My first substantial job after college (after lots and lots of college) was the fulfillment of a childhood dream: I ensconced myself behind the counter of my local library and became a distributor of books.
As a patron, I’d always romanticized libraries: as reverentially quiet places, with silence broken only by whispers or the susurration of pages. As the space you take to if you want your reading list to be the basis of establishing status. Librarians were, in my view, universally and magnanimously curious—beings who could take to the shelves to procure the perfect volume upon request. The Demco squeak of covers opening against hands? Well, that’s the opening peal of a symphony.
Romanticized them far too much, perhaps, because the reality is that librarians are constantly battling against politicians who leave their branches strapped for cash—who are forced, again and again, to justify the existence of their profession to unfeeling, elected nonreaders—and who handle, when they’re not wrestling bureaucratic forces, a lot of sticky books. They’re asked for directions to James Patterson far more than they are for their own readerly opinions, and patrons need help logging onto e-mail far more often than they do request assistance with research. Burst the bubble while you can: glamorous, library work is not.
But it does have fringe benefits.
I’ve gone from patron to insider, and now I’m back in patron territory again. I’ve signed up for a card online, and now only have to visit my local branch to be back on borrowing terms. But I’m hesitating. How will I fare without my librarian’s privileges?

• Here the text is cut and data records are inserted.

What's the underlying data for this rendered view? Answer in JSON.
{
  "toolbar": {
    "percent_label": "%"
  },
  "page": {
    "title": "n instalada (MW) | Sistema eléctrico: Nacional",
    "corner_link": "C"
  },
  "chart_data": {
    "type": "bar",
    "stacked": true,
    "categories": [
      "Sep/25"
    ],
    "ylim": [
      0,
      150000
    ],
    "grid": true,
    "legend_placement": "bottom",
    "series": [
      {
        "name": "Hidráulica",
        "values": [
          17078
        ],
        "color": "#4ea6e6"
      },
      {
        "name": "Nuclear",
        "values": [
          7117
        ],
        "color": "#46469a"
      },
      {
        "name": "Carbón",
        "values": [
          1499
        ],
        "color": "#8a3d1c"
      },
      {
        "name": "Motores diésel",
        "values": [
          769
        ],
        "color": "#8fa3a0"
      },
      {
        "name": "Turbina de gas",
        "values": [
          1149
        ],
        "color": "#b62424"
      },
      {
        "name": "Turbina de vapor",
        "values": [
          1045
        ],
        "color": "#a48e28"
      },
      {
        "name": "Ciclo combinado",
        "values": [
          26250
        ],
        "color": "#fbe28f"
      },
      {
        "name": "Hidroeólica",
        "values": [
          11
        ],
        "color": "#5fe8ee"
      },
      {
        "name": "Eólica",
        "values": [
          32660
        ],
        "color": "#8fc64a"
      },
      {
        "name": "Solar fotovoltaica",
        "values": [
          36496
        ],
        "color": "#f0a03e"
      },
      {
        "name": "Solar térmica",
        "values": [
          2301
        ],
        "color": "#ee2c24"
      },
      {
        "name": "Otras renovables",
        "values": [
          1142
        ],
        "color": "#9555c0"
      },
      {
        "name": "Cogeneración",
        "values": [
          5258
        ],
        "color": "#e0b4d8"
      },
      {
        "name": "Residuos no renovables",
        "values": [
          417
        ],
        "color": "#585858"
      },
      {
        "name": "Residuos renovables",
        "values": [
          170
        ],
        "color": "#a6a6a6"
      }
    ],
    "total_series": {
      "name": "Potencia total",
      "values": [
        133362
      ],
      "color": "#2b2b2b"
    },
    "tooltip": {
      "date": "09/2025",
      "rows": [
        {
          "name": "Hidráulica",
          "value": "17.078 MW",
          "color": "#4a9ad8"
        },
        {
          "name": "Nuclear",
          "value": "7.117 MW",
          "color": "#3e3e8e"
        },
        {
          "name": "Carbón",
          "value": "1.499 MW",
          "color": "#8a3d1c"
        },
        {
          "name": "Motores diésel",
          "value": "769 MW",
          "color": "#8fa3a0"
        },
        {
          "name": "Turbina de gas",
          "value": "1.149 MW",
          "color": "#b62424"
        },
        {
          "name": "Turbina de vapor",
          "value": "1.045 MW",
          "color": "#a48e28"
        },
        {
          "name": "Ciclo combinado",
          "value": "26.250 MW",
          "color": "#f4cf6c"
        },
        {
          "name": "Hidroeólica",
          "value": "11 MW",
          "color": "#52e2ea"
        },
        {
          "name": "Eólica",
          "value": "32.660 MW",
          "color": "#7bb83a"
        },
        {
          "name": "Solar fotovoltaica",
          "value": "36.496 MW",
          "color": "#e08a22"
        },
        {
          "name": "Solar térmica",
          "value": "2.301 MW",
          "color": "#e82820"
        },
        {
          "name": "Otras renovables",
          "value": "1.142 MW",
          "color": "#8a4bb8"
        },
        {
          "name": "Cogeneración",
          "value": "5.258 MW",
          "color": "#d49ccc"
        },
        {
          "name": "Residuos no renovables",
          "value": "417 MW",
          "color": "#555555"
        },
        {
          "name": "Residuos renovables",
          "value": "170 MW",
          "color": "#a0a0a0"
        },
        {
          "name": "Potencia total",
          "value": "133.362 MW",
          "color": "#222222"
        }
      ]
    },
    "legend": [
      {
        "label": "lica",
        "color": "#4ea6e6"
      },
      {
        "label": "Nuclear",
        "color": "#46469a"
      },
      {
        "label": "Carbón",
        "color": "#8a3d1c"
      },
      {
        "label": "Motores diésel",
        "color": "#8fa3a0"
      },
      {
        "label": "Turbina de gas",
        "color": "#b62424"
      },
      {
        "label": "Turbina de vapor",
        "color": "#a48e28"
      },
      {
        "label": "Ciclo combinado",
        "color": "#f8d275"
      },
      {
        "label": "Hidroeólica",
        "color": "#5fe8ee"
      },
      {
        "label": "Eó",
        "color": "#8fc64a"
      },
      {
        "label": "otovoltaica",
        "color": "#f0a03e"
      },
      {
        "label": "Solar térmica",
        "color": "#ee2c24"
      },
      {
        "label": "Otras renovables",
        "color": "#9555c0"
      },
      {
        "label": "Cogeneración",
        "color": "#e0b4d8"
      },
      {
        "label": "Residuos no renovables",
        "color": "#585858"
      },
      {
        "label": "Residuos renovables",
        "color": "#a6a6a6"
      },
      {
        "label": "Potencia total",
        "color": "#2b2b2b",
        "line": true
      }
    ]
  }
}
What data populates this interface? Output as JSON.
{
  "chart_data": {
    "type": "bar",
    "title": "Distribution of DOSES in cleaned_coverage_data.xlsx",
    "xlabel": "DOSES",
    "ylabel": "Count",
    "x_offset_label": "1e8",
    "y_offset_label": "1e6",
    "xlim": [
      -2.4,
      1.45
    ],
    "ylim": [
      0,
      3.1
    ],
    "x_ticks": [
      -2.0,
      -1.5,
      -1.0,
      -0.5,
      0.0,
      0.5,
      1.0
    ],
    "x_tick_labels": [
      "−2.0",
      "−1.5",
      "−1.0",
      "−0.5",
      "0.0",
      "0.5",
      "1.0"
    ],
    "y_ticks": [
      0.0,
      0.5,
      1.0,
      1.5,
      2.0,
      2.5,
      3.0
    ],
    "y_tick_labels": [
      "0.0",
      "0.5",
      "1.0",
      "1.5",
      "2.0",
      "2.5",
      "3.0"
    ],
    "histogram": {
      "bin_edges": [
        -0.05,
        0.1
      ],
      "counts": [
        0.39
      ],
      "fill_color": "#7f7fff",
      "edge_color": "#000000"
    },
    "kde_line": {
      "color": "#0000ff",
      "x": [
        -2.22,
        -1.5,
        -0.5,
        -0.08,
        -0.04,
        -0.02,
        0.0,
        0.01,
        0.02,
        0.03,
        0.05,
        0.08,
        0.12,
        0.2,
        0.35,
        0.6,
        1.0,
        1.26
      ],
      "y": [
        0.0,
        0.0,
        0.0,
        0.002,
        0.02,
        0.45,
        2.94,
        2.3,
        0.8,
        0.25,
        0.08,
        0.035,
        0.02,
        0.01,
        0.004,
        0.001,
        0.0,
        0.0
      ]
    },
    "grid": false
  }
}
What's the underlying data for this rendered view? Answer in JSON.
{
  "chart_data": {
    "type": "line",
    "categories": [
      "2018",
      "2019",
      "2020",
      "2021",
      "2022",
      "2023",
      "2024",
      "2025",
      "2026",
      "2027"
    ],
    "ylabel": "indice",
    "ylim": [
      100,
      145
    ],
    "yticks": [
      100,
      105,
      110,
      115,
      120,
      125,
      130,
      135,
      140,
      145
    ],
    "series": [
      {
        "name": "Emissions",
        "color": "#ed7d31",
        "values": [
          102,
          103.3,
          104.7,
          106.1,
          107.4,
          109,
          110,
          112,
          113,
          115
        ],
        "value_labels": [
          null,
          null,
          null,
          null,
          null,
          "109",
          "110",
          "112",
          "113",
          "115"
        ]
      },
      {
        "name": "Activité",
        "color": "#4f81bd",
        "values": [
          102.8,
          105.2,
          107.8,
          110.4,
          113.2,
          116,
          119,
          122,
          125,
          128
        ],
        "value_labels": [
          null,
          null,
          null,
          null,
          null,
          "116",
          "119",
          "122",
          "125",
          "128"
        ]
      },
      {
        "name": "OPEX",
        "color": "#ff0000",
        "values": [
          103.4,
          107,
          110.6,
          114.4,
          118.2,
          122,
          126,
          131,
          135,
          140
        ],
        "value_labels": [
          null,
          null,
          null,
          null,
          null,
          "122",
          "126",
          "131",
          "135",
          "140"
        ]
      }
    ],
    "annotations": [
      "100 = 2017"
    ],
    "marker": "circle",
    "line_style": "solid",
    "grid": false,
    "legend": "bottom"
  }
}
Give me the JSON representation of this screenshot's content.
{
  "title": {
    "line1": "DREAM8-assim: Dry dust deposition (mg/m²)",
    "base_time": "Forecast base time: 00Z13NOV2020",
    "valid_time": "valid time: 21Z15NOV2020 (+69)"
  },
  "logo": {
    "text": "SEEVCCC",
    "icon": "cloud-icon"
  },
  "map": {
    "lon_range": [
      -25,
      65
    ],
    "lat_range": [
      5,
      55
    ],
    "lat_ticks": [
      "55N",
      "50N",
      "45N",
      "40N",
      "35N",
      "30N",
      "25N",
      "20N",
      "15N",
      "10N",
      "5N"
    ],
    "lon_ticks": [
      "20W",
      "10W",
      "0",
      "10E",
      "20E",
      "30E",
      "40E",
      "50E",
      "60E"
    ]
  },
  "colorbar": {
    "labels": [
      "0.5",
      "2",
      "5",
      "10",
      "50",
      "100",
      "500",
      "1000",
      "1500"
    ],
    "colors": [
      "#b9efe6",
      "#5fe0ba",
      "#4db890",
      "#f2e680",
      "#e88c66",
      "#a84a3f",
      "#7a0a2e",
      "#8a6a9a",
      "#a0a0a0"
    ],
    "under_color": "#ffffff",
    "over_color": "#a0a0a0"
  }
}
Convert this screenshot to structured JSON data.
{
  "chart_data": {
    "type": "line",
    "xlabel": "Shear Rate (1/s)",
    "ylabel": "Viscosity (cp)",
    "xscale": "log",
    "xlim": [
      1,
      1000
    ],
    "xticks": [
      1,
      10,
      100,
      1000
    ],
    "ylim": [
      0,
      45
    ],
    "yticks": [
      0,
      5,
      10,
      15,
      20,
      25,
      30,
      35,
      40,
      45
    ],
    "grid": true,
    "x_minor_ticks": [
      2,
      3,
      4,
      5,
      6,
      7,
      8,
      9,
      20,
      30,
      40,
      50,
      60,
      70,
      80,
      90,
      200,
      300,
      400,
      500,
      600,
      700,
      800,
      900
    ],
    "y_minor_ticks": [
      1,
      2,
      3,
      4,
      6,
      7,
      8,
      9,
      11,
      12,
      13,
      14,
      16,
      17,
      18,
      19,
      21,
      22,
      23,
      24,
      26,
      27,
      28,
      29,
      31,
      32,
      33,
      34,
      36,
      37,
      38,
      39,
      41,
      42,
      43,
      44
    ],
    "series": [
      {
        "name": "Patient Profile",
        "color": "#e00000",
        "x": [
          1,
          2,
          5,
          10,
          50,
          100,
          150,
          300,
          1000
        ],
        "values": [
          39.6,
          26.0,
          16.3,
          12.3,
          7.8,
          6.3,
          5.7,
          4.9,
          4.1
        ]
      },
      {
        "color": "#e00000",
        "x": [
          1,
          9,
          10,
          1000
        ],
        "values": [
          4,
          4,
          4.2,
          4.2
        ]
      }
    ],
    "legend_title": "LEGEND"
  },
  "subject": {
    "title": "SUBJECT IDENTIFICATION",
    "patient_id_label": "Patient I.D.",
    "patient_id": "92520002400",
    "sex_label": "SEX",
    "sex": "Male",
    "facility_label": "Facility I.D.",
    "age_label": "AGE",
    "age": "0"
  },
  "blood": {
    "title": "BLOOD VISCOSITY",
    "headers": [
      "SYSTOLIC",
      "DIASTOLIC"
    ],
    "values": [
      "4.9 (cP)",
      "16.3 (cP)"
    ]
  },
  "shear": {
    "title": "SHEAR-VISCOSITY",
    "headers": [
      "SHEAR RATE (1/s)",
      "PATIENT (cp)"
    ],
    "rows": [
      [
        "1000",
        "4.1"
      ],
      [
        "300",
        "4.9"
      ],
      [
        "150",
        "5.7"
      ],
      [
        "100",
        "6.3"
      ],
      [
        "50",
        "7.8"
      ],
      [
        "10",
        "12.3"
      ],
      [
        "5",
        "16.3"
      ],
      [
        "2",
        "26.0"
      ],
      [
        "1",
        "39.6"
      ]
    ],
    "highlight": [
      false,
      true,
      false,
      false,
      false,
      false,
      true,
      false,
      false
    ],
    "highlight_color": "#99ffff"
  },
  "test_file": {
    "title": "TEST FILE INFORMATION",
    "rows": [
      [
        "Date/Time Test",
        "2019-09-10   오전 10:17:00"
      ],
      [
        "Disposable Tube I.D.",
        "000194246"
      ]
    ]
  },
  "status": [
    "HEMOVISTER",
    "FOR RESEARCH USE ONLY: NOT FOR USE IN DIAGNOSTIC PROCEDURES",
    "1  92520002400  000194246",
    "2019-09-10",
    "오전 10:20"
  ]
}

Like no late fees. Ah, the gift of no late fees. When was the last time I returned a library book on time? When I even really expected myself to? As a patron, I won’t have the luxury of regarding a due date as just a loose suggestion. A day’s delay on Sagan is going to carry a cost.
Or being the first to check out materials. Particularly once you become intimately familiar with the reality that library books don’t always come back clean: having early access to new volumes is a real boon. I got to a lot of major books before patrons were even aware that we owned them; that’s not something you can do from the other side of the circulation desk. I’ll be on the holds list with everyone else.
Total access to cataloged material is another benefit—and, I suppose, one that patrons share. Though: from the librarian’s side, I never felt guilty about putting oodles of volumes on hold on a whim, and then deciding when they came in whether I actually wanted them or not. I was the librarian; that bookish gluttony only created extra work for me. I’m not going to have fans among the local librarians if I continue that habit now.
The after hours library visit is off-limits to me now, too: the time before opening when it’s just you and the books and the hum of a host of computer monitors. You can, as one fellow librarian always encouraged us to, turn cartwheels in the stacks, and without consequences. If you wanted to. You can browse (while shelving) without other patrons behind you, you can commune with the books…whatever you wish. If I go in before hours to my new branch, I’ll be trespassing. When it was just me in my previous branch, it felt like my space to be intruded upon.
Directing the dialogue is always nice, too. Arranging a display for Women’s History Month always momentarily sated the needs of my feminist soul. Highlighting books that are underread, or that I felt should be more read: that’s something a librarian can do with authority, but that would just be pushy and obnoxious from the patron’s end. Librarians get to set a reading tone. As a patron: I’m left alone with my own.
It’s probably a little shameful that this list is really just a litany of librarian privileges—as if the space was ever more mine than the public’s, or as if I was at all justified in taking personal liberties with the rules. But there was such comfort in being the gatekeeper. They felt like my rules to break; I forgot that I was obliged to follow them, too.
I’m going to have to relearn library etiquette. Carl Sagan’s whole game in town is in the 900s section of a branch two blocks away; to participate, I’ll have to play nice. Bring in my bills and local license, smile for the librarian on duty, not ask too many obnoxious questions, and honor the due date. These are reasonable expectations.
I’ll acclimatize to expecting them of myself again. I hope. (Limited late fees or bust.)